CRISP counter-COVID contributions

Advice, insight and action (and alliteration)

As the pandemic continues into 2021, we thought we’d have a look back at the counter covid contributions CRISP members made last year.

We start with Janis Wong, who has tackled data protection policy and practice relating to Online Learning brought about by the pandemic.  Janis conducted empirical work which examined how a data commons approach could raise student awareness of data protection as they engage in online study. Janis presented her work at the Harvard research sprint in AI and Digital Ethics in October 2020, the ‘Data for Policy’ conference (with Tristan Henderson and Kirstie Ball), the Creative Commons Global Summit and the Open Education Policy Forum (both with Tristan Henderson). Anuj Puri spoke about 'Post pandemic simveillance' at the Future Privacy Forum in October. The forum focused on Responsible Uses of Technology and Health Data. 

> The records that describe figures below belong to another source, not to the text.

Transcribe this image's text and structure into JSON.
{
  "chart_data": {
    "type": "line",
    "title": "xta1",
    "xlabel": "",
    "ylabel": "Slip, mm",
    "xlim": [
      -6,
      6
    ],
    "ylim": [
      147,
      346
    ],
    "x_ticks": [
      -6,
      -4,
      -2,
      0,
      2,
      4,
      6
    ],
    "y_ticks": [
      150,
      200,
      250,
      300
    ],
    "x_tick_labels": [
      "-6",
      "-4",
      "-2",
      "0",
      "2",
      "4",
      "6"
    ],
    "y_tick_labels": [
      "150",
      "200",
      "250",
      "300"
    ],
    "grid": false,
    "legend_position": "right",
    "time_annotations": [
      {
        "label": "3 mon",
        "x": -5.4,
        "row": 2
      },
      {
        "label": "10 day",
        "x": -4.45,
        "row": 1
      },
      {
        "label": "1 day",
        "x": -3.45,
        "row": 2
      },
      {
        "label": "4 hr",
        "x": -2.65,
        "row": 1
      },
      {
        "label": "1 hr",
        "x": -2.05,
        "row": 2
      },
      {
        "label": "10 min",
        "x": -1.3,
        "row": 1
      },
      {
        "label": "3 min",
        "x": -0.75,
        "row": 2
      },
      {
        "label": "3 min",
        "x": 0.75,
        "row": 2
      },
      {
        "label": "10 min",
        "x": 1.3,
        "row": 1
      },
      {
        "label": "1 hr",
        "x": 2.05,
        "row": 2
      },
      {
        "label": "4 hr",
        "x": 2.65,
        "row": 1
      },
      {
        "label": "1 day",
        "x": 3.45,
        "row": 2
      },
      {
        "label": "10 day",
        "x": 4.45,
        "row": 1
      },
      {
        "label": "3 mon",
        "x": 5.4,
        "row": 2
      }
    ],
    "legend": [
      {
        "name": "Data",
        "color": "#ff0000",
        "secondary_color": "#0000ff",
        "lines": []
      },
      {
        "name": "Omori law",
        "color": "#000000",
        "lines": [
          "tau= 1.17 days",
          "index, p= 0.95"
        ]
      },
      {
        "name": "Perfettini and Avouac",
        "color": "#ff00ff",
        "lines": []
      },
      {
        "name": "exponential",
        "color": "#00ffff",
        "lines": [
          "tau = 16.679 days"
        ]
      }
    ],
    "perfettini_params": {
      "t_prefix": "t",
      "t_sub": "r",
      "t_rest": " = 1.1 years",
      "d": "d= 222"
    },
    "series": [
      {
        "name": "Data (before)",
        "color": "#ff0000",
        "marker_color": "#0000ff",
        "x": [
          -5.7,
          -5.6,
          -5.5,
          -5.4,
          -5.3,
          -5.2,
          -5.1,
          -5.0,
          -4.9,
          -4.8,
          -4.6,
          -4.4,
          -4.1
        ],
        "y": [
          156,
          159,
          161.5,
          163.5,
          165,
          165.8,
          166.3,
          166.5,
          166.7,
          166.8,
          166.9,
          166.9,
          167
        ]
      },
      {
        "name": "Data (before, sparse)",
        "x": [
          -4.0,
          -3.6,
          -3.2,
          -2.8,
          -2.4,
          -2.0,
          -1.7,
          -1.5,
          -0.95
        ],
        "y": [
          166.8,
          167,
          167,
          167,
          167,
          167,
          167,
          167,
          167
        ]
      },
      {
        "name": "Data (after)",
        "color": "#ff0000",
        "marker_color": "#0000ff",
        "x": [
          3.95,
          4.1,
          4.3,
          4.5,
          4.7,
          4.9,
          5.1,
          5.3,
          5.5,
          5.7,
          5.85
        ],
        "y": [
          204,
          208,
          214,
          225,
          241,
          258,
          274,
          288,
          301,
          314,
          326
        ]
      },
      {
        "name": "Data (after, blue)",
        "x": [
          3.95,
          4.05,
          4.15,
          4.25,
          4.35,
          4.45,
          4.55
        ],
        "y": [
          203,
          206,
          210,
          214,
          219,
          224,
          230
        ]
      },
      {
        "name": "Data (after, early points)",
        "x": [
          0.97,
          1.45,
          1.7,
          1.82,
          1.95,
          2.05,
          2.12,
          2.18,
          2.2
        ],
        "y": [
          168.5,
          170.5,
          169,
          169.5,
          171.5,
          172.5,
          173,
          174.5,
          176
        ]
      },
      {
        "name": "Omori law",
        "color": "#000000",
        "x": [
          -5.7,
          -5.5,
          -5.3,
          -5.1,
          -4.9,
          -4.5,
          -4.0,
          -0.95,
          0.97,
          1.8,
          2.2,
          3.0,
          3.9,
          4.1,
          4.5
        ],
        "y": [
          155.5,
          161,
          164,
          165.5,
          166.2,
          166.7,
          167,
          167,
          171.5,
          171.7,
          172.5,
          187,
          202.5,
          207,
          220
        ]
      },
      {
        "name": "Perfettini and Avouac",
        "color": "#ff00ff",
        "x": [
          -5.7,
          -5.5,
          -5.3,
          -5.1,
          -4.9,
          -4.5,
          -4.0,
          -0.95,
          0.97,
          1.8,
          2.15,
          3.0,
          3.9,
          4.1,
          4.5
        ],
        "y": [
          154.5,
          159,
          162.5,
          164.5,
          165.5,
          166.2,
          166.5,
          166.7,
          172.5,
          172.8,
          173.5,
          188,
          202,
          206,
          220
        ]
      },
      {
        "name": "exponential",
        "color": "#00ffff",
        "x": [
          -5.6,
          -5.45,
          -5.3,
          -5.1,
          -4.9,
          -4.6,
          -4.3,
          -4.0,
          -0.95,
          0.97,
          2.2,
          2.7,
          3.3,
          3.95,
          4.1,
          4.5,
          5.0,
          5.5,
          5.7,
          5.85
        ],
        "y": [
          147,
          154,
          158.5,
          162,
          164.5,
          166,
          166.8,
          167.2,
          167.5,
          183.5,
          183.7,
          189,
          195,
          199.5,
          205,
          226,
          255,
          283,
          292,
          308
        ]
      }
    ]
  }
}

Another forum, one which is organized by CRISP - The Scottish Privacy Forum - was consulted about the privacy and data protection implications of the Test and Protect Covid-19 App before it went live in the autumn.  William Webster has published a piece for the journal Information Polity which summarises the impact of COVID on the Information Polity in twenty one countries around the world.  Kirstie Ball, drawing on EU wide research results, has been blogging about the importance of principled governance in any surveillant responses to COVID which involved Smartphone Location Tracking.  Charles Raab is Co-investigator on a project called  'PATH AI: Mapping an Intercultural Path to Privacy, Agency and Trust in Human-AI Ecosystems'. The project has spent many months researching the responses to COVID-19 in the UK and Japan and studying them in terms of analytical frameworks. As part of the Alan Turing Institute's Data Ethics Group, Charles has also worked in a subgroup that is considering the ethical dimensions of the COVID-19 response.

South of the border Pete Fussey advised the Joint Committee on Human Rights about contact tracing apps. Pete also took up an invitation to participate in a Government Office for Science group “Rebuilding a resilient Britain: Supporting post-Covid recovery”  fronted by Patrick Vallance, the UK Chief Scientific Advisor, working in a subgroup focused on trust in public institutions.  Pete's research on the uneven impact of surveillance practices across different social groups and implications for intrusive public health monitoring is reflected in the official reporting of this group.

Top CRISP counter Covid honours must go to Steve Reicher.  Prof Reicher is a member of the UK Government's Behavioural Sciences Sage subcommittee and Independent Sage.  After a well received Guardian article in May 2020 and several follow up media appearances, he has emerged as one of the most credible and articulate intellectual voices holding the UK Government to account over their COVID response.  Check out Steve's Twitter account and the Independent Sage weekly briefings for his latest views and updates.  I really wanted to use his Twitter sub-title at the top of this article, but that would have been a bit off. I'll put it at the bottom instead:

"Let's go early, let's go hard and let's get this baby".